2. Die Füllung zubereiten
Schält die Kartoffeln und schneidet sie in gleichmäßige Würfel von etwa 2 cm Größe. Kocht sie in reichlich Salzwasser für ungefähr 20 Minuten, bis sie weich sind. Gießt das Wasser ab und lasst die Kartoffeln kurz ausdampfen. Ausdampfen bedeutet, dass überschüssige Feuchtigkeit verdunstet, was zu einer festeren Konsistenz führt. Stampft die Kartoffeln mit einem Kartoffelstampfer zu einem feinen Püree. Lasst das Püree etwas abkühlen, bevor ihr den Quark unterrührt. Schält die Zwiebel, würfelt sie fein und dünstet sie in einem Esslöffel Butter glasig an. Glasig bedeutet, dass die Zwiebeln weich und durchscheinend werden, ohne Farbe anzunehmen. Gebt die Zwiebeln zum Kartoffel-Quark-Gemisch, würzt kräftig mit Salz, Pfeffer und einer Prise Muskatnuss. Die Füllung sollte gut gewürzt sein, da der Teig neutral schmeckt.
3. Den Teig ausrollen und ausstechen
Bestäubt eure Arbeitsfläche großzügig mit Mehl. Teilt den Teig in zwei Hälften, damit ihr besser arbeiten könnt. Rollt eine Hälfte mit dem Nudelholz etwa 2 bis 3 mm dünn aus. Der Teig sollte dünn sein, aber nicht so dünn, dass er beim Füllen reißt. Stecht mit einem runden Ausstecher oder einem Glas (etwa 10 cm Durchmesser) Kreise aus.

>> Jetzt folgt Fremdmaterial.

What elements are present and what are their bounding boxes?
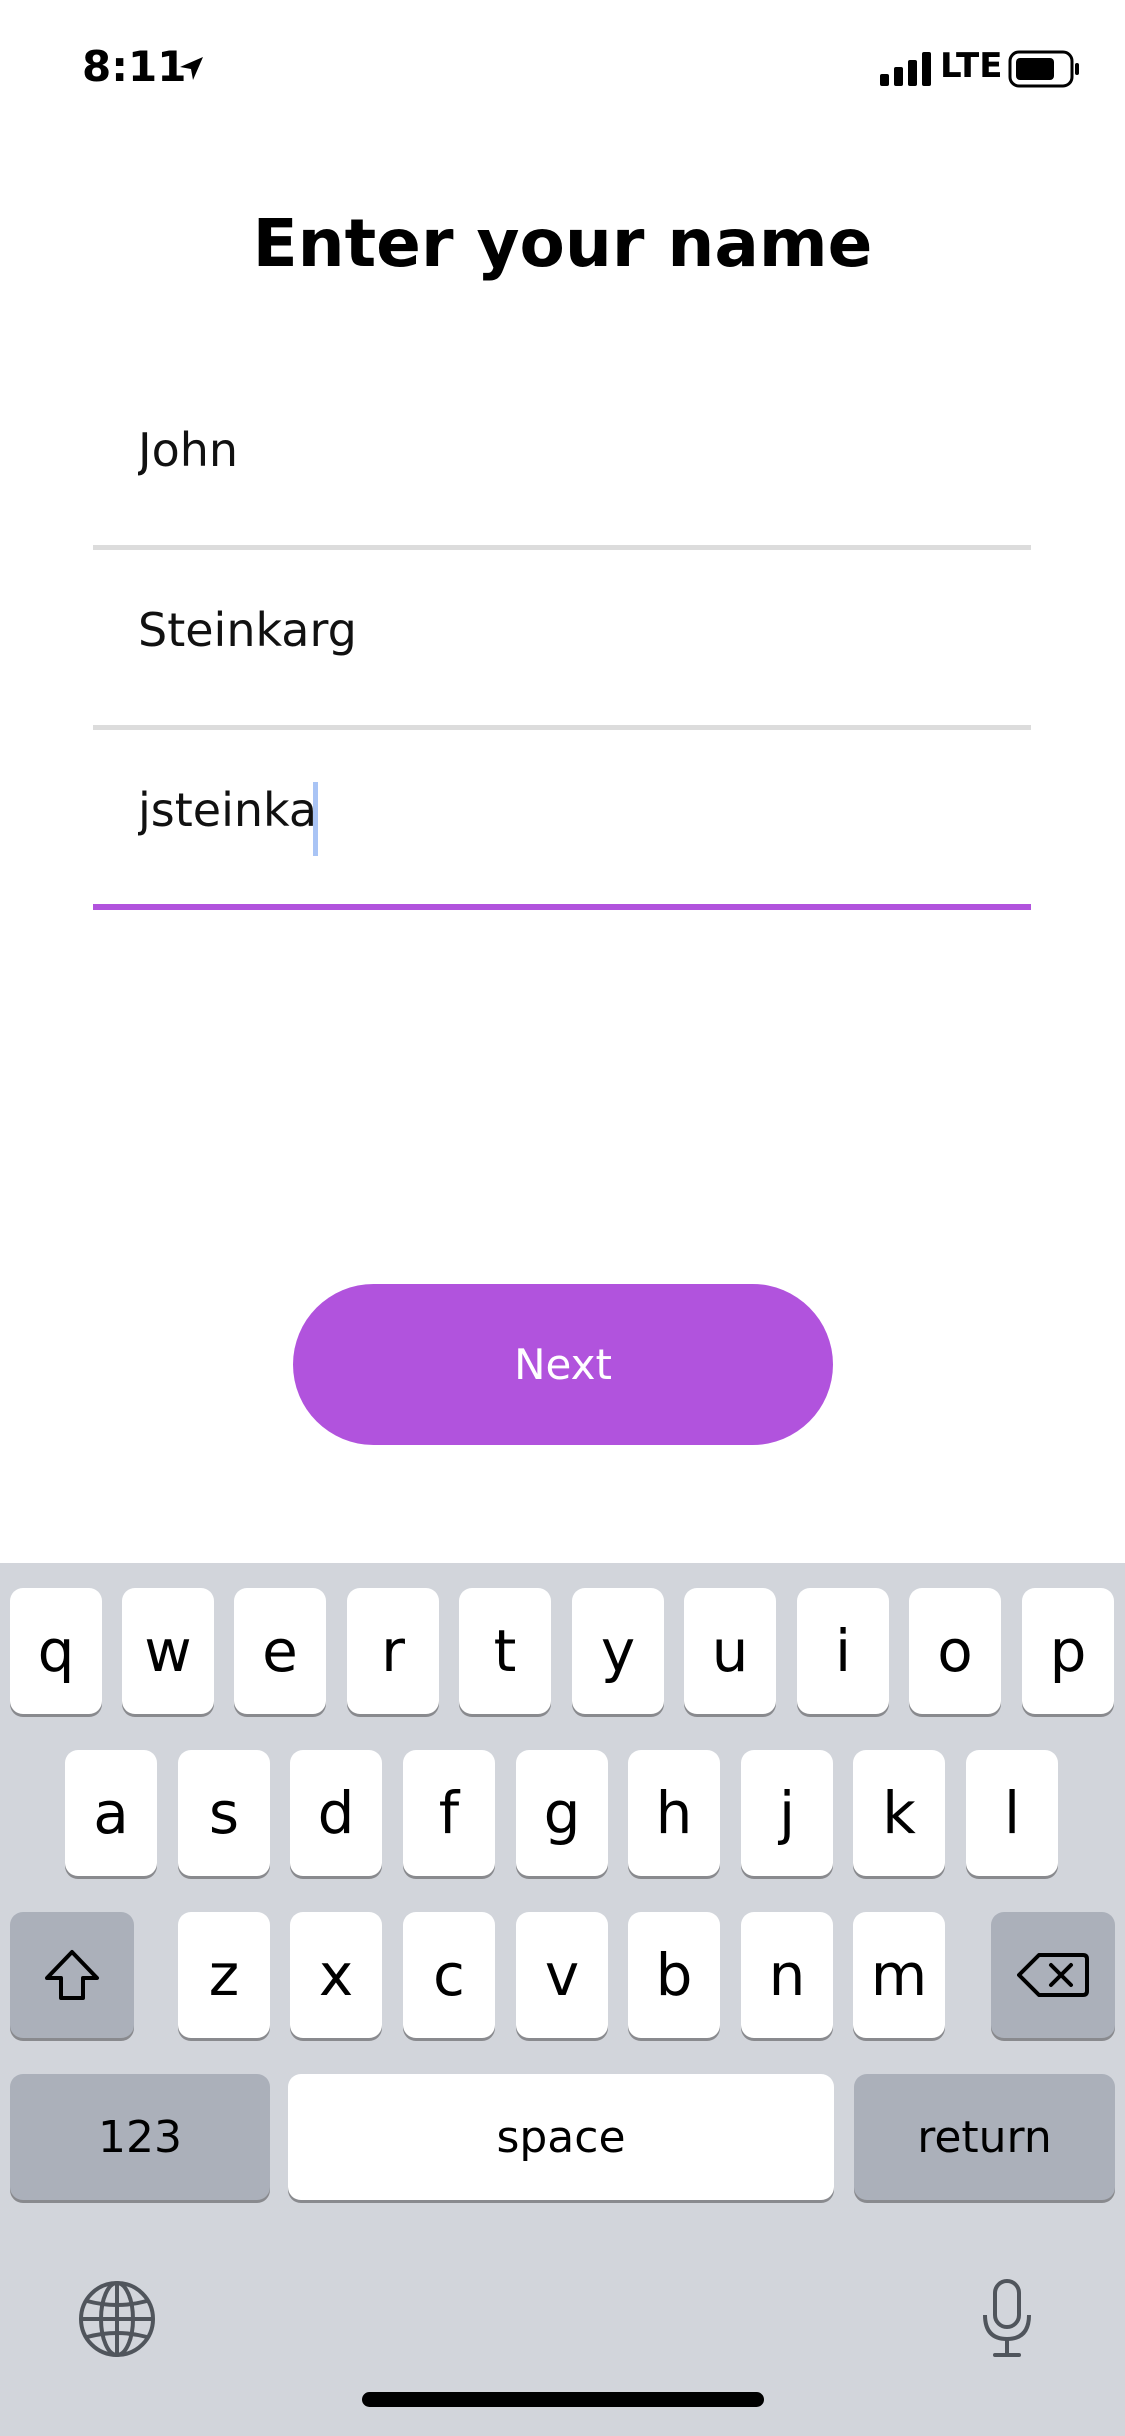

Legt die Teigkreise auf ein bemehltes Küchentuch, damit sie nicht aneinanderkleben. Knetet die Teigreste zusammen und rollt sie erneut aus, um weitere Kreise auszustechen. Wiederholt den Vorgang mit der zweiten Teighälfte.
4. Die Piroggen formen
Legt auf jeden Teigkreis etwa einen gehäuften Esslöffel der Kartoffel-Quark-Füllung in die Mitte. Achtet darauf, den Rand frei zu lassen, damit die Piroggen gut verschlossen werden können. Befeuchtet den Rand mit etwas Wasser – das hilft beim Verkleben. Klappt den Teigkreis zur Hälfte zusammen, sodass eine Halbmondform entsteht. Drückt die Ränder fest zusammen, zunächst mit den Fingern, dann könnt ihr sie mit einer Gabel zusätzlich andrücken. Das Andrücken mit der Gabel sorgt nicht nur für eine sichere Versiegelung, sondern auch für ein dekoratives Muster. Legt die fertigen Piroggen auf ein bemehltes Tuch und deckt sie ab, damit sie nicht austrocknen.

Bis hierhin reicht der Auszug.